David Lauderdale

Book looks back on Hilton Head's paradise lost

This column was first published May 7, 2006.

Like a lot of Southern stories, this one starts with a rattlesnake. It starts with the mesmerizing skin of a bulging snake hanging on an office wall in North Carolina. It ends with one of the most significant books yet written on the history of Beaufort County.

That snakeskin grabbed the curiosity of Richard Rankin, an educator, writer, historian, conservationist and historian from Gastonia, N.C.

The diamondback rattler, he was told, was killed on Hilton Head Island. He would come to find out it was a Hilton Head of old -- a place so different from today that a walk through its towering virgin forests dotted with compounds of odd-speaking natives was like stepping onto a different planet.

From the encounter with the snakeskin, one question led to another, and one person led to another, until Rankin produced a marvelous book about an overlooked era of local history.

His book -- "A New South Hunt Club: An Illustrated History of the Hilton Head Agricultural Society, 1917-1967" -- tells about the island before the first "big cut," when timbering changed the course of history in 1950.

Rankin doesn't just spin yarns. He documents -- with footnotes, bibliography and photographs -- the story of a specific tract of land owned by the hunt club. The land was once owned by the Beaufort Gun Club and once eyed by the powers that be as a great place for an airport. Today it comprises Palmetto Dunes Resort and Shelter Cove Harbour.

The 126-page paperback book, published by John E. Blair Publisher of Winston-Salem, N.C., is important because it shows that Hilton Head did not begin with the first bridge, the first "plantation" or the first shopping center. It offers a rare look at the native islanders, and the first newcomers to acquire land after the Civil War.


Ironically, Rankin's book could not have been written from here. As a native of Gastonia, Rankin was vaguely familiar with the hunt club. It was always based in Gastonia but also included members in equal numbers from two other communities: Chattanooga, Tenn., and the small South Carolina town of Clover, near Gastonia.

It's there that he found club minutes, documents and memorabilia. As the club name suggests, the land initially was bought to produce cotton. But the boll weevil ended that in 1920, and it became a favorite hunting ground for a small group of shareholders.

Rankin calls it a New South hunt club because it reflected the fruits of the first bursts of capitalism in the South after the Civil War.

Club members included the movers and shakers in textiles and banking.

But it wasn't a fancy club. Quite the opposite. The hunters slept in a large room called "the bull pen" in a clubhouse with peeling paint. Some of the older members slept next door in a house bought from a Sears, Roebuck and Co. catalogue. Framed over the clubhouse mantle was this line in fancy script: "Regally they smoked and spat and fearsomely they lied."

One character from Clover had a finicky gun named "Mable." One time on the way home, Mable was tossed onto the road after a wreck, along with two crates of dogs, five gallons of oysters and two dressed pigs.

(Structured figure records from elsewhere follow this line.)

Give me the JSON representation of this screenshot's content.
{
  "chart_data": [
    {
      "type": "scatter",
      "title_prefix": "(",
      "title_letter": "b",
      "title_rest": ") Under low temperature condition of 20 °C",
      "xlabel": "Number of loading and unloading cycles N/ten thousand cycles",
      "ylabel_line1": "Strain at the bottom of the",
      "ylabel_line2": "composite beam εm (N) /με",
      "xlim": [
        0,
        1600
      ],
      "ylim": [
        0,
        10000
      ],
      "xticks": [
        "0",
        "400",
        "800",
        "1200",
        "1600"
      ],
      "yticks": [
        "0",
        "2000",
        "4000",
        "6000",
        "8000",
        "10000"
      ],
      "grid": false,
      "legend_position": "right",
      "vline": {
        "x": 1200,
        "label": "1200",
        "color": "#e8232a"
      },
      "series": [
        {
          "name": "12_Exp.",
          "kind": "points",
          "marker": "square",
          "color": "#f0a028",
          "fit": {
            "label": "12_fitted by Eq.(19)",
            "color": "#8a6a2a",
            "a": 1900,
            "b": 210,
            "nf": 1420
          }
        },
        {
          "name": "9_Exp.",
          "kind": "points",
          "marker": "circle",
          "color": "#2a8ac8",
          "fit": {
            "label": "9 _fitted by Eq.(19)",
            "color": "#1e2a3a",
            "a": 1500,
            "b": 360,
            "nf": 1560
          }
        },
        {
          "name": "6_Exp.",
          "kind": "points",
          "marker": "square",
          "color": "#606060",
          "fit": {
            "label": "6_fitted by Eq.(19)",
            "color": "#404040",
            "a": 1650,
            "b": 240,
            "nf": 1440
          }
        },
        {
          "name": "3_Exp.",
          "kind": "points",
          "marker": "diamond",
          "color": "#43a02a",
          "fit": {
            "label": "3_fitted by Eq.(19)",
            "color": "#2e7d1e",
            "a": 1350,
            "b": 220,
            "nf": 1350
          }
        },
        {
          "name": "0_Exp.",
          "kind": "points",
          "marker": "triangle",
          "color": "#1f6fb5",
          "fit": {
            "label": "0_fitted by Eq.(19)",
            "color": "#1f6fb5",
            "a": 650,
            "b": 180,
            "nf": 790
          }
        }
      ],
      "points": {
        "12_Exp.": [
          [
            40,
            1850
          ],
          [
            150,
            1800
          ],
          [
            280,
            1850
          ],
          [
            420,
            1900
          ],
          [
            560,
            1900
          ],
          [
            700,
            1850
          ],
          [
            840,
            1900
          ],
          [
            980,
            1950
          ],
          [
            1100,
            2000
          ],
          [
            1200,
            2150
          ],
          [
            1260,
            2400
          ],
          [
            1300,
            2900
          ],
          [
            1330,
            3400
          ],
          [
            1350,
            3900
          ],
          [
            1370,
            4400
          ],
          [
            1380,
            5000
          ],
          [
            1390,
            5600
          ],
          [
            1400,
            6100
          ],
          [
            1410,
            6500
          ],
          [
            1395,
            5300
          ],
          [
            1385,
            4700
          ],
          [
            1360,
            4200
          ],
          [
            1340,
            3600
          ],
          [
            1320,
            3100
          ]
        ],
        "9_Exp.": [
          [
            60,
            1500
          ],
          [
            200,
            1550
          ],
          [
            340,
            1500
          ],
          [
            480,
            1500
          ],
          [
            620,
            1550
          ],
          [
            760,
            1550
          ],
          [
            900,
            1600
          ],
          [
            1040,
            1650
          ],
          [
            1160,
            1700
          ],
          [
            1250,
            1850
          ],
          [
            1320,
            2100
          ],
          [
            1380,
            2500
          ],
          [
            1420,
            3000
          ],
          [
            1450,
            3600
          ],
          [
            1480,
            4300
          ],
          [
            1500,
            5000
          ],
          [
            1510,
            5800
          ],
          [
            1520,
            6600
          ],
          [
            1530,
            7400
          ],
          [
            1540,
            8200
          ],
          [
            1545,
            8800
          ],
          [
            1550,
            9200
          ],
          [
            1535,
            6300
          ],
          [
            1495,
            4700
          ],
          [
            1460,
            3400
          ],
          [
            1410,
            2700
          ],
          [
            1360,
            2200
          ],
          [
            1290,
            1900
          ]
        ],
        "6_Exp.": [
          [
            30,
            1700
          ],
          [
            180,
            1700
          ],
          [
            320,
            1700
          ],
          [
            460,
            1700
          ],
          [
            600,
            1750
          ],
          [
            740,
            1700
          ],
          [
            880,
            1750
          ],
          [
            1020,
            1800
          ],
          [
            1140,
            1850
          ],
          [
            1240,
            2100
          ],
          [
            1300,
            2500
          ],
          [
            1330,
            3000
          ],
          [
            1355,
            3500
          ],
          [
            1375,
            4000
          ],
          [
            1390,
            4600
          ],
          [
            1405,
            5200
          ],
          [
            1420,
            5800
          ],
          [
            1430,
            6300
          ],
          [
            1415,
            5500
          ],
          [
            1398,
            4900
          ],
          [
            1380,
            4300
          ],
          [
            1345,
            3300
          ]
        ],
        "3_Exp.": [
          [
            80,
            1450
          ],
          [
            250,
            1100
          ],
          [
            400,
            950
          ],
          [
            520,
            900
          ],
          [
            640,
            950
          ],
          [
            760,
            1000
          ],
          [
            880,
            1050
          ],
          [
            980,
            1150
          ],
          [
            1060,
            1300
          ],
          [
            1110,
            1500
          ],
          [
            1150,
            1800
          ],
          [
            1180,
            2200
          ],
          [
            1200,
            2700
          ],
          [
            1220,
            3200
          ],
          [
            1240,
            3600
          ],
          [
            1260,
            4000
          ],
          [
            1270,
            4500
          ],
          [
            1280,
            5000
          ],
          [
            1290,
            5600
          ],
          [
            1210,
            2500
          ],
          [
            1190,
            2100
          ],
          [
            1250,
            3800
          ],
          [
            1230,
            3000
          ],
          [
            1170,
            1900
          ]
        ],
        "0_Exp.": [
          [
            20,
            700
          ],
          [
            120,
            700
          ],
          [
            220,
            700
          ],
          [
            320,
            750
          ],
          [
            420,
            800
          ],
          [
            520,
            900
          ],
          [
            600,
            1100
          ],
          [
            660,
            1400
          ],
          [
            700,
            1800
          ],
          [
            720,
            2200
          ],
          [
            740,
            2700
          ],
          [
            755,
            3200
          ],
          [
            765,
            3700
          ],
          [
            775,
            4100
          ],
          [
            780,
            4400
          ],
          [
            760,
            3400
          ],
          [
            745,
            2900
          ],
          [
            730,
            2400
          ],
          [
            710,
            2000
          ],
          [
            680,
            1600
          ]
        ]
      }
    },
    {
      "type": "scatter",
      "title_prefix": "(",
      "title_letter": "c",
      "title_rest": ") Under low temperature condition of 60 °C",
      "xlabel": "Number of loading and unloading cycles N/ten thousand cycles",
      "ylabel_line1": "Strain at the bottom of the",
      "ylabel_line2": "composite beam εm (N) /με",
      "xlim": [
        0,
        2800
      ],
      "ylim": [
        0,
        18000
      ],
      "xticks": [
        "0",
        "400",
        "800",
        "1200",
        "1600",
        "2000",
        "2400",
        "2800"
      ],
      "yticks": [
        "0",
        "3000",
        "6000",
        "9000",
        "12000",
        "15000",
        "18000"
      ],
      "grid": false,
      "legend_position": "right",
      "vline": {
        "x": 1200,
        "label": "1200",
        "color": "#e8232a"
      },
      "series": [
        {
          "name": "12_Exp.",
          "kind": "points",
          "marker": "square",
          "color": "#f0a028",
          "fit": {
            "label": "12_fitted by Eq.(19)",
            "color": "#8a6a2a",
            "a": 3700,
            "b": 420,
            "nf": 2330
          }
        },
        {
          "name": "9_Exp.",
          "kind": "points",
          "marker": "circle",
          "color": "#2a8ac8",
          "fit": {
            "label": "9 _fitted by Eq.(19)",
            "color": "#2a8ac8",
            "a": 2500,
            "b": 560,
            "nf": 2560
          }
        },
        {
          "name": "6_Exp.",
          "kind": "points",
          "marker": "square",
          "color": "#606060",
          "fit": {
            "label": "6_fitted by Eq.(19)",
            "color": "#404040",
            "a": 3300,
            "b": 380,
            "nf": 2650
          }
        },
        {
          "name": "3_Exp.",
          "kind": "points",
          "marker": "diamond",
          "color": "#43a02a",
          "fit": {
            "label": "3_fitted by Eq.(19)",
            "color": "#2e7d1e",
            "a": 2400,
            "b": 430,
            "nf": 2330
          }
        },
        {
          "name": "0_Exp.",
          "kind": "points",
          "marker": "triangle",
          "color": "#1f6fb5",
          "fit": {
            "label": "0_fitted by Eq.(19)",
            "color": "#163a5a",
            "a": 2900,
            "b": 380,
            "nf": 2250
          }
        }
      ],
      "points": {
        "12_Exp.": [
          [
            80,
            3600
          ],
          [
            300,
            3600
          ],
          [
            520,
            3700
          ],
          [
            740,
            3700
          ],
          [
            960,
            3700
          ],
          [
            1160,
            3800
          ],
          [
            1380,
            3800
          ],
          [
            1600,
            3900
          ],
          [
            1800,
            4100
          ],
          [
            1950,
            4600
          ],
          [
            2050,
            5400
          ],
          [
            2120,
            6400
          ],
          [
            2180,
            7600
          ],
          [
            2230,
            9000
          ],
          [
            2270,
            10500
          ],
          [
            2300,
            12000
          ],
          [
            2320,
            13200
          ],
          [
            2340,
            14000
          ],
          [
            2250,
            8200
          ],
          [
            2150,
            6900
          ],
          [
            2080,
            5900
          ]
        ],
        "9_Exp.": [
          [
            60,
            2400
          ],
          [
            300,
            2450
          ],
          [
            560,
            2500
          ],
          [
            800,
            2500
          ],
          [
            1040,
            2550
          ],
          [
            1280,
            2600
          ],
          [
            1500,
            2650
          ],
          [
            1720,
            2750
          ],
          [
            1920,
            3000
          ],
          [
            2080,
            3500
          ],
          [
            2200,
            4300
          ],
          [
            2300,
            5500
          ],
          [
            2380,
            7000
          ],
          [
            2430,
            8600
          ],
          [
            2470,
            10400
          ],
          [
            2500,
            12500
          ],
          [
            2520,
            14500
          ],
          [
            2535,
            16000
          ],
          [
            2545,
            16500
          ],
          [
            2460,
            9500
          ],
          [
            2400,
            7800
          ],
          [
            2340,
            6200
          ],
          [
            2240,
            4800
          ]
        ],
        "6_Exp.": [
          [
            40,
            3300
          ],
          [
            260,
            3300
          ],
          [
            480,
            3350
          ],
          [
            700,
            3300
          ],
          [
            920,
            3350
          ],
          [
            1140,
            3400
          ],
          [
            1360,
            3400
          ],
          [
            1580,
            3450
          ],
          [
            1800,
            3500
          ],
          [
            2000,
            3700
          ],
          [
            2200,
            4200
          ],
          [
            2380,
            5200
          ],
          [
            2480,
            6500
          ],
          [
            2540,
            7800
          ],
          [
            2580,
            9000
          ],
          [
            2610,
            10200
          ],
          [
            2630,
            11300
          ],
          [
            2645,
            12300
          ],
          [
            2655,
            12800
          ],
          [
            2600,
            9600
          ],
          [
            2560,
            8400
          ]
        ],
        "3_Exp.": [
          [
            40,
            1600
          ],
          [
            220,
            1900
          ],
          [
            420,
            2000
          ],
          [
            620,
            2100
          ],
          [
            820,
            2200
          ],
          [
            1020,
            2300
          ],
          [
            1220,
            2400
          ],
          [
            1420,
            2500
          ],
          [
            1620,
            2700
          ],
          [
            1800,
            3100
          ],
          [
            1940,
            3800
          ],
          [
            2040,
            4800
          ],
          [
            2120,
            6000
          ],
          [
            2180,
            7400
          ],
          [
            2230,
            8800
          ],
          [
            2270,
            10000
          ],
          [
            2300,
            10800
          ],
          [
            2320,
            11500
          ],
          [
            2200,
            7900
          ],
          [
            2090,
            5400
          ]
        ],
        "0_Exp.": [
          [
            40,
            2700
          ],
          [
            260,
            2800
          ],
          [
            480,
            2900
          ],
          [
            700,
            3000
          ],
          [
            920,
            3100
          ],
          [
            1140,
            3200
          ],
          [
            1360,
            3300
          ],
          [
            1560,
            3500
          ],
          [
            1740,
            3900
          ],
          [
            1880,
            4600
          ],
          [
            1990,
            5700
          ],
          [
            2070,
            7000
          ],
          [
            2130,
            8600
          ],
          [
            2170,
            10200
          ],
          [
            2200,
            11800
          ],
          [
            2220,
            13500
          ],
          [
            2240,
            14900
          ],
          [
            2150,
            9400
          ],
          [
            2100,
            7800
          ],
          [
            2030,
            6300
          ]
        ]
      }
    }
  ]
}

The Clover Herald reported that Mable was fine, but -- ever the lady -- was terribly embarrassed "to undergo the shame of rolling over highways with dogs, pigs and oysters."

Rankin found photographs of native islander Preacher Driessen, who rode a bull named Charlie YW and greeted everyone with the line, "Sweet honey in the rock," from Psalm 81.


We sense the powerful draw of a magical place none of us will ever know. And we feel the remorse members felt as external change ended what Rankin calls "perhaps the greatest deer-hunting club in the 20th-century American South."

Member Bill Dixon Jr., then a teenager, expressed the uneasiness that came with the first paved road, built for World War II Marines who camped by the Leamington Lighthouse.

"I had a bad feeling every time I passed over that road -- there was something artificial about it, something that just didn't belong there," Dixon wrote. "It was more fun when we had to dodge low limbs and push the truck through mud holes. It marked the beginning of the end of the island paradise."

The club finally accepted the inevitable and sold its land in 1967. Each club member's initial investment had been $250. When it sold, each share was worth $50,000 cash or an equal amount of land. Most of them took the cash when 1,700 acres stretching from the Atlantic beach to the shores of Broad Creek sold for $2.2 million. A group of Greenwood businessmen and doctors bought it.

Members cherished their annual week in camp, a trek that could take two days. They landed in a peculiar place, far removed from the hustle of their competitive working worlds.

There were no telephones, but plenty of deer, boar, fish and rattlesnakes.